Он открыл дверь. На пороге стоял капитан.
— Вы уже в курсе происшествия? — спросил он судовладельца.
— Уже доложили, — ответил Софьин. — Только к вам просьба: не сообщайте больше никому. Представляете, если пронюхают газетчики? Ведь убита не просто женщина, а видный чиновник Министерства культуры.
— Я обязан… — начал капитан.
— Представьте, что вам еще не доложили, а утром мы примем совместное решение, как нам жить дальше.
Шкалик протянул Вере желтую рацию и сказал:
— Возьмите! Это хорошая вещь, там литиево-кадмиевый аккумулятор: связь устойчивая и помех нет.
Вера поблагодарила и поинтересовалась, возможно ли через час с небольшим после выхода из Стокгольма разговаривать по мобильному телефону. А то прежде он уверял, что нет зоны покрытия.
— Часа два прием есть. Потом сигнал становится неустойчивым, а вскоре пропадает окончательно.
— Ступайте, Григорий Михалыч, — махнул рукой Софьин.
Он прикрыл дверь и скривился.
— Вы что же, мои показания проверяли? Мог я позвонить или не мог. Но ведь я даже телефон показал.
— Извините, так получилась. Вопросов больше к вам не будет. Теперь мне бы с Хорошавиной поговорить.
— Зачем?
— Но ведь она обнаружила тело и побежала именно к вам.
— Сколько раз вам говорить, она побежала не ко мне, а вообще убежала оттуда в ужасе! Я не позволю вам травмировать девушку…
Дверь спальни отворилась, и на пороге стояла Таня. Было видно, что она плакала, но выглядела спокойной.
— Я готова ответить на вопросы. Только я ничего не знаю.
Она посмотрела на Веру не мигая. Стараясь держать голову прямо, чтобы казаться уверенной в своих словах.
— Мне удалиться? — спросил Софьин и усмехнулся: — На своем корабле, в своей каюте я должен спрашивать, что мне делать! Бред какой-то!
— Так убийство произошло, Борис Борисович, — ответила Вера. — Кстати, вы не знаете, в каком районе Москвы живет… То есть проживала Герберова?
— Почему я должен знать? — удивился олигарх. — Мы с ней в отношениях не состояли, большими друзьями не были, в гости она меня не приглашала, а я не напрашивался. Зачем мне знать такие подробности?

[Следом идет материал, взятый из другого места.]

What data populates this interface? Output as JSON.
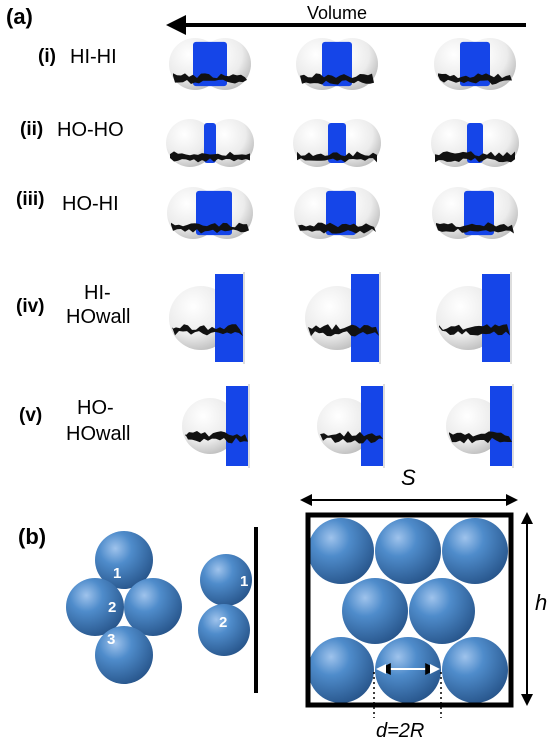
{
  "panel_a": {
    "label": "(a)",
    "arrow_label": "Volume",
    "rows": [
      {
        "roman": "(i)",
        "name": "HI-HI"
      },
      {
        "roman": "(ii)",
        "name": "HO-HO"
      },
      {
        "roman": "(iii)",
        "name": "HO-HI"
      },
      {
        "roman": "(iv)",
        "name_line1": "HI-",
        "name_line2": "HOwall"
      },
      {
        "roman": "(v)",
        "name_line1": "HO-",
        "name_line2": "HOwall"
      }
    ]
  },
  "panel_b": {
    "label": "(b)",
    "cluster_numbers": [
      "1",
      "2",
      "3"
    ],
    "wall_numbers": [
      "1",
      "2"
    ],
    "width_label": "S",
    "height_label": "h",
    "diameter_label": "d=2R"
  },
  "colors": {
    "bridge_blue": "#1545e8",
    "sphere_blue": "#3f78b5",
    "sphere_white": "#f2f2f2",
    "contact_line": "#111111"
  }
}
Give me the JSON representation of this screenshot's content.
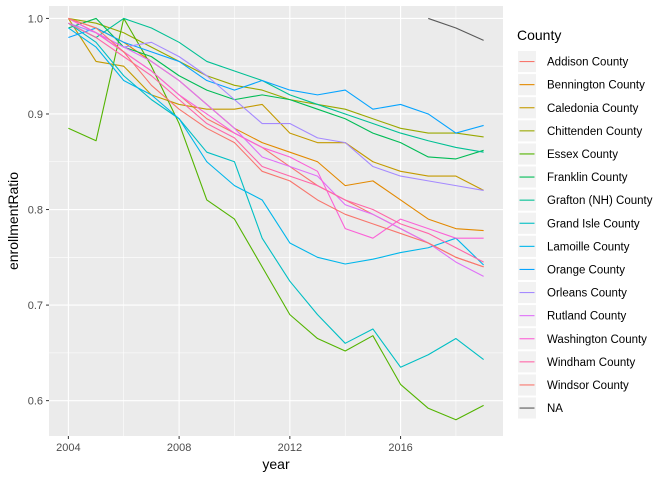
{
  "chart_data": {
    "type": "line",
    "xlabel": "year",
    "ylabel": "enrollmentRatio",
    "xlim": [
      2003.3,
      2019.7
    ],
    "ylim": [
      0.563,
      1.013
    ],
    "x_ticks": [
      2004,
      2008,
      2012,
      2016
    ],
    "y_ticks": [
      0.6,
      0.7,
      0.8,
      0.9,
      1.0
    ],
    "y_tick_labels": [
      "0.6",
      "0.7",
      "0.8",
      "0.9",
      "1.0"
    ],
    "grid": true,
    "legend_position": "right",
    "legend_title": "County",
    "x": [
      2004,
      2005,
      2006,
      2007,
      2008,
      2009,
      2010,
      2011,
      2012,
      2013,
      2014,
      2015,
      2016,
      2017,
      2018,
      2019
    ],
    "series": [
      {
        "name": "Addison County",
        "color": "#F8766D",
        "values": [
          1.0,
          0.985,
          0.965,
          0.945,
          0.92,
          0.895,
          0.88,
          0.865,
          0.845,
          0.825,
          0.81,
          0.795,
          0.78,
          0.765,
          0.75,
          0.74
        ]
      },
      {
        "name": "Bennington County",
        "color": "#E38900",
        "values": [
          1.0,
          0.99,
          0.975,
          0.955,
          0.935,
          0.91,
          0.885,
          0.87,
          0.86,
          0.85,
          0.825,
          0.83,
          0.81,
          0.79,
          0.78,
          0.778
        ]
      },
      {
        "name": "Caledonia County",
        "color": "#C49A00",
        "values": [
          1.0,
          0.955,
          0.95,
          0.92,
          0.91,
          0.905,
          0.905,
          0.91,
          0.88,
          0.87,
          0.87,
          0.85,
          0.84,
          0.835,
          0.835,
          0.82
        ]
      },
      {
        "name": "Chittenden County",
        "color": "#99A800",
        "values": [
          1.0,
          0.995,
          0.985,
          0.97,
          0.955,
          0.94,
          0.93,
          0.925,
          0.915,
          0.91,
          0.905,
          0.895,
          0.885,
          0.88,
          0.88,
          0.876
        ]
      },
      {
        "name": "Essex County",
        "color": "#53B400",
        "values": [
          0.885,
          0.872,
          1.0,
          0.95,
          0.89,
          0.81,
          0.79,
          0.74,
          0.69,
          0.665,
          0.652,
          0.668,
          0.617,
          0.592,
          0.58,
          0.595
        ]
      },
      {
        "name": "Franklin County",
        "color": "#00BC56",
        "values": [
          0.99,
          1.0,
          0.97,
          0.96,
          0.94,
          0.925,
          0.915,
          0.92,
          0.915,
          0.905,
          0.895,
          0.88,
          0.87,
          0.855,
          0.853,
          0.862
        ]
      },
      {
        "name": "Grafton (NH) County",
        "color": "#00C094",
        "values": [
          0.995,
          0.98,
          1.0,
          0.99,
          0.975,
          0.955,
          0.945,
          0.935,
          0.92,
          0.91,
          0.9,
          0.89,
          0.88,
          0.872,
          0.865,
          0.86
        ]
      },
      {
        "name": "Grand Isle County",
        "color": "#00BFC4",
        "values": [
          0.995,
          0.975,
          0.94,
          0.915,
          0.895,
          0.86,
          0.85,
          0.77,
          0.725,
          0.69,
          0.66,
          0.675,
          0.635,
          0.648,
          0.665,
          0.643
        ]
      },
      {
        "name": "Lamoille County",
        "color": "#00B6EB",
        "values": [
          0.99,
          0.97,
          0.935,
          0.92,
          0.895,
          0.85,
          0.825,
          0.81,
          0.765,
          0.75,
          0.743,
          0.748,
          0.755,
          0.76,
          0.77,
          0.742
        ]
      },
      {
        "name": "Orange County",
        "color": "#06A4FF",
        "values": [
          0.98,
          0.99,
          0.975,
          0.965,
          0.955,
          0.935,
          0.925,
          0.935,
          0.925,
          0.92,
          0.925,
          0.905,
          0.91,
          0.9,
          0.88,
          0.888
        ]
      },
      {
        "name": "Orleans County",
        "color": "#A58AFF",
        "values": [
          0.995,
          0.985,
          0.97,
          0.975,
          0.96,
          0.94,
          0.915,
          0.89,
          0.89,
          0.875,
          0.87,
          0.845,
          0.835,
          0.83,
          0.825,
          0.82
        ]
      },
      {
        "name": "Rutland County",
        "color": "#DF70F8",
        "values": [
          1.0,
          0.985,
          0.97,
          0.955,
          0.935,
          0.91,
          0.885,
          0.855,
          0.845,
          0.835,
          0.805,
          0.795,
          0.78,
          0.765,
          0.745,
          0.73
        ]
      },
      {
        "name": "Washington County",
        "color": "#FB61D7",
        "values": [
          1.0,
          0.985,
          0.965,
          0.945,
          0.92,
          0.9,
          0.88,
          0.865,
          0.855,
          0.84,
          0.78,
          0.77,
          0.79,
          0.78,
          0.77,
          0.77
        ]
      },
      {
        "name": "Windham County",
        "color": "#FF66A8",
        "values": [
          0.995,
          0.98,
          0.96,
          0.94,
          0.915,
          0.89,
          0.875,
          0.845,
          0.835,
          0.825,
          0.81,
          0.8,
          0.785,
          0.775,
          0.76,
          0.745
        ]
      },
      {
        "name": "Windsor County",
        "color": "#F8766D",
        "values": [
          1.0,
          0.99,
          0.965,
          0.93,
          0.905,
          0.885,
          0.87,
          0.84,
          0.83,
          0.81,
          0.795,
          0.785,
          0.775,
          0.765,
          0.75,
          0.74
        ]
      },
      {
        "name": "NA",
        "color": "#595959",
        "values": [
          null,
          null,
          null,
          null,
          null,
          null,
          null,
          null,
          null,
          null,
          null,
          null,
          null,
          1.0,
          0.99,
          0.977
        ]
      }
    ]
  }
}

И вообще я хочу спать: у меня с утра опять предстоит работа с документами.
— Мы с Таней можем поговорить и у меня в каюте, — успокоила его Вера.
Софьин пожал плечами:
— Делайте, что хотите, только дайте мне отдохнуть.
Он подошел к двери и распахнул ее.
— Спокойной ночи!
Первой вышла Хорошавина, за ней следом Вера.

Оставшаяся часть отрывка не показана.